从小,父亲对他的教育,就是言传身教,父亲自己就是在敌人的枪炮里杀出一条血路来的人,所以也以同样的标准要求着他。
我们不是生活在一个和平的时代,我们只是生活在一个和平的国家。
走出国界线,依然有很多地方过着战火连天的生活。
父亲告诉他最多的话就是,养兵千日用兵一时,如果不把平时的训练练到极致,那么一旦上了战场,就是找死,你们出去,是去保家卫国的,是去捍卫正义的,而不是去做无畏牺牲的。
所以,对他而言,无论是出任务,还是实战演习,甚至是每一场军事比赛,都是一场战斗。
他的胜利,不是属于他一个人的,是属于国家的,这是国家的荣誉。
国家荣誉高于一切。
赵周韩紧紧地握了握池小叶的手,说道:“可我还是赢了嘛,不哭了,不想你哭……”
池小叶附在床沿,真想去抱抱他,只是无从下手,“就为了一次比赛,把自己伤成这样,值得吗?”
“我保证,没有下一次了。”
“你的保证不管用,等下一次他再发疯挑战你,你还得上。
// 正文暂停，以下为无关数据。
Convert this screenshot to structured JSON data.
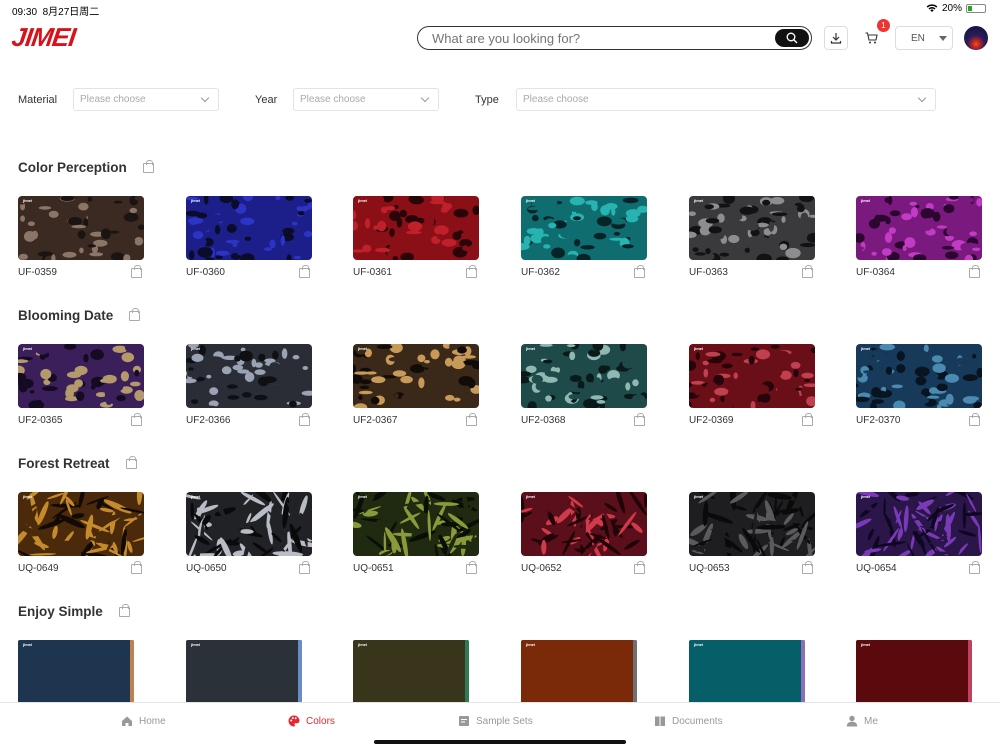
{
  "status": {
    "time": "09:30",
    "date": "8月27日周二",
    "battery": "20%"
  },
  "header": {
    "logo": "JIMEI",
    "search_placeholder": "What are you looking for?",
    "cart_count": "1",
    "language": "EN"
  },
  "filters": [
    {
      "label": "Material",
      "placeholder": "Please choose"
    },
    {
      "label": "Year",
      "placeholder": "Please choose"
    },
    {
      "label": "Type",
      "placeholder": "Please choose"
    }
  ],
  "sections": [
    {
      "title": "Color Perception",
      "items": [
        {
          "code": "UF-0359",
          "colors": [
            "#3b2a22",
            "#8a7566",
            "#1a1412"
          ]
        },
        {
          "code": "UF-0360",
          "colors": [
            "#1c1f8a",
            "#2d33c4",
            "#0b0b2a"
          ]
        },
        {
          "code": "UF-0361",
          "colors": [
            "#8a0f17",
            "#c0202a",
            "#2a0508"
          ]
        },
        {
          "code": "UF-0362",
          "colors": [
            "#0f6d70",
            "#27b3b0",
            "#062427"
          ]
        },
        {
          "code": "UF-0363",
          "colors": [
            "#3a3a3d",
            "#8d8d90",
            "#121214"
          ]
        },
        {
          "code": "UF-0364",
          "colors": [
            "#7a1a7e",
            "#c13bc4",
            "#2b0730"
          ]
        }
      ]
    },
    {
      "title": "Blooming Date",
      "items": [
        {
          "code": "UF2-0365",
          "colors": [
            "#3a1f5a",
            "#b49a6a",
            "#140a22"
          ]
        },
        {
          "code": "UF2-0366",
          "colors": [
            "#2a2d35",
            "#9aa3b3",
            "#0f1014"
          ]
        },
        {
          "code": "UF2-0367",
          "colors": [
            "#3a2818",
            "#c89a5a",
            "#120c08"
          ]
        },
        {
          "code": "UF2-0368",
          "colors": [
            "#1f4a4a",
            "#8fb8b0",
            "#0a1a1a"
          ]
        },
        {
          "code": "UF2-0369",
          "colors": [
            "#6a0f18",
            "#c04050",
            "#25050a"
          ]
        },
        {
          "code": "UF2-0370",
          "colors": [
            "#173a5a",
            "#4a8ab0",
            "#081420"
          ]
        }
      ]
    },
    {
      "title": "Forest Retreat",
      "items": [
        {
          "code": "UQ-0649",
          "colors": [
            "#4a2a0a",
            "#c58a2a",
            "#120a04"
          ]
        },
        {
          "code": "UQ-0650",
          "colors": [
            "#202226",
            "#b8bcc4",
            "#0a0a0c"
          ]
        },
        {
          "code": "UQ-0651",
          "colors": [
            "#1f2a10",
            "#8a9a3a",
            "#0a0f05"
          ]
        },
        {
          "code": "UQ-0652",
          "colors": [
            "#5a0f1a",
            "#d03a4a",
            "#200508"
          ]
        },
        {
          "code": "UQ-0653",
          "colors": [
            "#1e1e20",
            "#5a5a5e",
            "#0a0a0b"
          ]
        },
        {
          "code": "UQ-0654",
          "colors": [
            "#2a1648",
            "#7a3ab8",
            "#0e0720"
          ]
        }
      ]
    },
    {
      "title": "Enjoy Simple",
      "items": [
        {
          "code": "",
          "colors": [
            "#1e3550",
            "#c08050"
          ]
        },
        {
          "code": "",
          "colors": [
            "#2a3138",
            "#6a8ac8"
          ]
        },
        {
          "code": "",
          "colors": [
            "#38351a",
            "#2f7a55"
          ]
        },
        {
          "code": "",
          "colors": [
            "#7a2a08",
            "#707070"
          ]
        },
        {
          "code": "",
          "colors": [
            "#065e68",
            "#8a70b8"
          ]
        },
        {
          "code": "",
          "colors": [
            "#5a0a0c",
            "#c04060"
          ]
        }
      ]
    }
  ],
  "tabs": [
    {
      "label": "Home",
      "icon": "home-icon",
      "active": false
    },
    {
      "label": "Colors",
      "icon": "palette-icon",
      "active": true
    },
    {
      "label": "Sample Sets",
      "icon": "sample-sets-icon",
      "active": false
    },
    {
      "label": "Documents",
      "icon": "documents-icon",
      "active": false
    },
    {
      "label": "Me",
      "icon": "user-icon",
      "active": false
    }
  ],
  "colors": {
    "accent": "#e8262f",
    "brand": "#d8121a"
  }
}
”
赵周韩摇摇手,艰难却语气得意地说道:“没有下一次了,这一次,我直接把他打服气了。”
“嗯?”
“他伤得……比我还惨……咳……”他嗓子痒痒的,想咳,但一咳牵动了许多肌肉,太痛,不敢咳。
池小叶连忙制止道:“你别说话了,想喝水吗?”
“嗯。”
池小叶擦了擦脸上的眼泪,还用餐巾纸小心翼翼地吸走他眼角的泪水,然后用棉球沾上温水,一点一点往他嘴里送。
赵周韩脸上被纱布包着,连张嘴都困难,只能小幅度地张开一条缝隙喝点水。
“感觉还疼吗?”
“疼。”
“哪里疼?”
“哪哪都疼。”
池小叶又沉默了,眨眨眼睛,又开始泛泪。
赵周韩说不了太多的话,也不能做什么,只能握住她的手,时不时地捏一捏她。
“你……饿吗?能吃饭吗?……”想也知道他现在吃不了,她马上改口道,“我去煮点粥,很稀的粥,用吸管吸着吃点?”
“嗯。”
池小叶终于笑了,哭着笑了,“好,那你等一等,煮粥需要一点时间。”
赵周韩轻声开口道:“不着急。”
以前也有重伤的时候,领导过来慰问,他总说哪都不疼,确实,当时也不觉得有多疼,可是现在不知怎么,就觉得疼。
无人问津的时候坚强如山,一有人问,瞬间破房。
看着小叶子在病房里忙忙碌碌的样子,他觉得无比的心安,内心深处的某个地方踏踏实实的。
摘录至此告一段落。